Excessive antibiotic use can lead to antimicrobial resistance (AMR). AMR happens when germs from the initial infection continue to survive, even after a patient completes a course of antibiotics. In other words, the germs are now resilient against that treatment. Resistance to even one type of antibiotic can lead to serious complications and prolonged recovery, requiring additional courses of stronger medicines.

The Centers for Disease Control and Prevention reported that AMR leads to over 2.8 million infections and 35,000 deaths each year in the United States. By 2050, AMR is predicted to cause about 10 million deaths annually, resulting in a global public health crisis.

Increase in Telehealth and Antibiotic Prescriptions

Surprisingly, the growth of telehealth care may be contributing to antibiotic overprescribing and overuse.

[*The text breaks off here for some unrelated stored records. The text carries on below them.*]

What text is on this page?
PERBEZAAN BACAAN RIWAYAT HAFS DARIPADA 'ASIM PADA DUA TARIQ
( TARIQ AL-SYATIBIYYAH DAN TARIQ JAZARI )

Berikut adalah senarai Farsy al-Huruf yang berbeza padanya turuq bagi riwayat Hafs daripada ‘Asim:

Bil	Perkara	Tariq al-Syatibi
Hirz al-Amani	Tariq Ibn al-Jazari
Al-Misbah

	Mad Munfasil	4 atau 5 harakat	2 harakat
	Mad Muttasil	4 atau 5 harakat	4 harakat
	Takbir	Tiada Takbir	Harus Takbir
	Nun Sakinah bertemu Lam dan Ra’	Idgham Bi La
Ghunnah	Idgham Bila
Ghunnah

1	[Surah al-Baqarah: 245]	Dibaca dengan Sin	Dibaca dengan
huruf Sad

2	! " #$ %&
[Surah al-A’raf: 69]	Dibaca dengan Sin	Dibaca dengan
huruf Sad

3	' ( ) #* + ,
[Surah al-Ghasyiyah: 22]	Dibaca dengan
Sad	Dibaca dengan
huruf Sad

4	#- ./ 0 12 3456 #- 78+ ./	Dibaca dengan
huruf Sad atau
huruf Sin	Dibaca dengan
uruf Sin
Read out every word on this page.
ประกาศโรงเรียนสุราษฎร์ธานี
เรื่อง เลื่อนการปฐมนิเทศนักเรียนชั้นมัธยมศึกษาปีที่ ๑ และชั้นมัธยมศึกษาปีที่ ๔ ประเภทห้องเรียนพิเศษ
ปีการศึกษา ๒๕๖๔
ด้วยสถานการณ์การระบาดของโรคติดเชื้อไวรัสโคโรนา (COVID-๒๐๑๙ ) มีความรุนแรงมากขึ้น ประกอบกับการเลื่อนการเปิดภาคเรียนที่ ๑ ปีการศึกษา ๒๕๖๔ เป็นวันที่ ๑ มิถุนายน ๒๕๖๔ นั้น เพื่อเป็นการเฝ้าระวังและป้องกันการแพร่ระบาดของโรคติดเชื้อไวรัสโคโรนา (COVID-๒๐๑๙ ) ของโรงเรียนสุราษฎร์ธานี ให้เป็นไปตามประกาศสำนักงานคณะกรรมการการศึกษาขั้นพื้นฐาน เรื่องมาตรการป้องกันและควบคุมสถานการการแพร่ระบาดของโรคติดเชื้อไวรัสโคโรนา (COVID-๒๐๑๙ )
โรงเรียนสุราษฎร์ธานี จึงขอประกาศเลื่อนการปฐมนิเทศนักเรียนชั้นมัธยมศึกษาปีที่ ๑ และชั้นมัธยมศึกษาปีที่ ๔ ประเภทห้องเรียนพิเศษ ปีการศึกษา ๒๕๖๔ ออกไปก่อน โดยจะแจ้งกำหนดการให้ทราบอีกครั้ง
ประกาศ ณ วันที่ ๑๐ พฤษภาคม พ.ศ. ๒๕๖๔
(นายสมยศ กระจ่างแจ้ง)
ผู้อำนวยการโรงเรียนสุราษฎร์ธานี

Telehealth exploded during the COVID-19 pandemic and, today, 87 percent of physicians use it regularly. Telehealth allows patients to receive health care virtually, through telephone, video, or other forms of technology. It offers increased flexibility, decreased travel time, and less risk of spreading disease for both patients and providers.

Popular platforms like GoodRx and Doctor on Demand market convenient and easy access to health care. Others offer specialized services, like WISP that focuses on women’s health. Despite its benefits, telehealth is not perfect.

It limits physical examinations (by definition) and rapport building, which changes the patient-provider relationship. It’s also unclear whether providers can truly make accurate diagnoses in a virtual setting in some cases.

Studies also show higher antibiotic prescribing rates in virtual consultations compared to in-person visits.

For instance, physicians were more likely to prescribe antibiotics for urinary tract infections during telehealth appointments (99%) compared to an office visit (49%). In another study, 55 percent of telehealth visits for respiratory tract infections resulted in antibiotic prescriptions, many of these cases were later found to not require them.